The satellite image had provided a much more optimistic view of the stability of those timbers than proved to be the case in person. Doc decided there was no sense tying up there. Instead, he continued up a wide stream nearby, braving the overhanging trees and silty bottom until he decided they’d gone as far as they could. They tied up in a large clump of brush, then waded across the muck to a nearby path. Doc had all he could do to keep Shotgun from stopping to make mud pies along the way.
They dried off, cleaned up, and pulled civilian clothes over their wet suits. Then they broke out the bikes and hit the road, pedaling north. Fallow sugarcane fields gave way to thick jungle within a few miles. Though they weren’t hard-topped, the roads were cut straight and the team made good time, even though as a precaution they stopped before crossing intersections and were careful to follow the most deserted path possible. They spread out as they rode, keeping in touch with low-probability-of-intercept military-style radios. The limited range of the radios was one of the things that made them extremely difficult to detect, but it also meant they had a range of just over three miles. For anything farther—and to talk to us back on the plane—they had to use their sat phones.

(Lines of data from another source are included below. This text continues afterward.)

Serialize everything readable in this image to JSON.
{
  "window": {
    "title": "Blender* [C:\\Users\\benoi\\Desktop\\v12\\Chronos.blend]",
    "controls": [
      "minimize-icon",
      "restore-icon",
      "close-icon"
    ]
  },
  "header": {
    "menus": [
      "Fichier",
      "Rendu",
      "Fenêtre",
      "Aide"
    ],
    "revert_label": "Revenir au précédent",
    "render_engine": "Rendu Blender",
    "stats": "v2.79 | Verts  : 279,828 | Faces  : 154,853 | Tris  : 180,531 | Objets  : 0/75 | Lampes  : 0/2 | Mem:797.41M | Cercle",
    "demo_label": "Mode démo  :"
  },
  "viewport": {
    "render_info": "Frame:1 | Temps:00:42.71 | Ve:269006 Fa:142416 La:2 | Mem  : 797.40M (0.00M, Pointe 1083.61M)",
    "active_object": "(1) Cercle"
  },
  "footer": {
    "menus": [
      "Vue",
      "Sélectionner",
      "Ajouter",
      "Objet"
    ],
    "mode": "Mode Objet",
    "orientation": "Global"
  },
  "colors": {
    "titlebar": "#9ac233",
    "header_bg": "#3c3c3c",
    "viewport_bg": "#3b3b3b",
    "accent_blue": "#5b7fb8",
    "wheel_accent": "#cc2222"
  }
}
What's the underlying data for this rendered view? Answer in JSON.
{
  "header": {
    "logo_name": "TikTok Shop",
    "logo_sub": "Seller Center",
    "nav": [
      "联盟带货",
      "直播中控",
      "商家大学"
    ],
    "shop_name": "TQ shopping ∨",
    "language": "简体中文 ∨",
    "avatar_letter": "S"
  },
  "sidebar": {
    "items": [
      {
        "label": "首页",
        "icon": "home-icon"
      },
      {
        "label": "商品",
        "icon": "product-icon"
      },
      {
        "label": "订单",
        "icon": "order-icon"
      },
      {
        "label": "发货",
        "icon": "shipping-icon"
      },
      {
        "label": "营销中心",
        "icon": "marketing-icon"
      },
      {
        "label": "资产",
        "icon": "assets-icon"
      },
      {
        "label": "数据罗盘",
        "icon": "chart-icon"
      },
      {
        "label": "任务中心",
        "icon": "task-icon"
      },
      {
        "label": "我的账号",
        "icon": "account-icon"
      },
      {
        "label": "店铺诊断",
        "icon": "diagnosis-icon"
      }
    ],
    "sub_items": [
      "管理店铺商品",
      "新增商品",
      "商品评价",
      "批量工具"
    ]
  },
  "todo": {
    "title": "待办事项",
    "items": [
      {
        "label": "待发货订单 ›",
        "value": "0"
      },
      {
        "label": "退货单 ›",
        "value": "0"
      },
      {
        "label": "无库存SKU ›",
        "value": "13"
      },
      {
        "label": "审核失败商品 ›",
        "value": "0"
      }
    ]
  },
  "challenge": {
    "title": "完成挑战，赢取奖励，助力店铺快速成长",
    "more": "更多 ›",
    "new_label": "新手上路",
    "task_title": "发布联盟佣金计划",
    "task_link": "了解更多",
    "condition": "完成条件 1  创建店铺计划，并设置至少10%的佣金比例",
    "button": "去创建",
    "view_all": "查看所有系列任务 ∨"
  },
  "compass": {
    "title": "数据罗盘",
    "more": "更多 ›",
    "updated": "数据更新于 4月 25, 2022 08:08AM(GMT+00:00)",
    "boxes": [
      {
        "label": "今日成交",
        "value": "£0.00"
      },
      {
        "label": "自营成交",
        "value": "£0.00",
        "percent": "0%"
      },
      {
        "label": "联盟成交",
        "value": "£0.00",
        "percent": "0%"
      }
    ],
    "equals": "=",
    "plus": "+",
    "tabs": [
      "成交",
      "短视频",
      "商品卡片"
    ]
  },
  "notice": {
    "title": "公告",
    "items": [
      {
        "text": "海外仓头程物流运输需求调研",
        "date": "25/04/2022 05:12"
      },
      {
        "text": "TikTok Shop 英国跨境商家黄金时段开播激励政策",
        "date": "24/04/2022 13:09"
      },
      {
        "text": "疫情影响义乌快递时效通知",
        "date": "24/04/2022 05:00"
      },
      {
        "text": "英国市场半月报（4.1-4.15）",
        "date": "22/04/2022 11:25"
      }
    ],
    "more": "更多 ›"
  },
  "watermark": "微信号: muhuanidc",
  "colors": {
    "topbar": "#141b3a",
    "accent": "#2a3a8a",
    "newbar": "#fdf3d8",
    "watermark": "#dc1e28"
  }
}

In the days when I was first fitting my feet for frogman’s flippers, SpecOp warriors had to be damn good at reading maps. Translating their squigs and squiggles to landmarks and terrain, especially in the dark, is a real skill. There’s nothing that adjusts the old sphincter quicker than discovering you are up-the-shit-creek-lost as the flares explode over your head and you hear the sick sound of a hundred AK47 magazines being locked home around you.
Nowadays, even the m
ailman uses global positioning satellite (GPS) technology to tell him where to go. The better units have rolling maps and oversized arrows, and cute female voices to tell you when you’re about to take a wrong turn off the cliff.
Doc isn’t anybody’s idea of an early technology adopter, but he swears by the damn things. They certainly are convenient—everyone on the landing and backup teams was outfitted with special watch-size units made by a subsidiary of Gamin just for yours truly. Not only did they show where they were on a zoomable map, but the location of each individual unit could be beamed to other units in our network.
What the GPS couldn’t do, however, was tell the wearer that the bridge he hoped to cross had been closed for repairs.
Not just closed—completely removed. Which, considering that it crossed a ravine some fifty feet wide, was inconvenient.
Shotgun was riding point at the time. Eyes peeled for an ambush, he was watching everything but the road itself, and promptly found himself knee-deep in mud. This set off a round of suppressed laughter; even the normally cranky Mongoose thought it was funny. But the muck turned out to be a serious problem—trying to stand, Shotgun found the mud beneath his feet slip away. In the few seconds it took the others to get ropes, he had sunk to his chest.
Mongoose tossed him the rope from the road embankment, which was only six or seven feet away. But between the dark and the mud, Shotgun couldn’t find the rope. Every move, it seemed, sank him in farther.
“Too bad you don’t have Doc’s nose,” said Mongoose. “We could tie the rope to that.”
“Ha, ha,” laughed Shotgun, sinking deeper. Only his neck and head were free.
“I’m going to swim out to you,” said Mongoose. “It’s the only way we’re going to grab you.”
“You’re too heavy,” said Red. “Let me try.”
She stripped back to her wet suit, looped the rope around her waist, and slipped into the mud. Two kicks and she reached Shotgun—who was tilting his head back in a desperate attempt to float, or at least not sink any farther. He pried one of his hands out of the mud and grabbed her.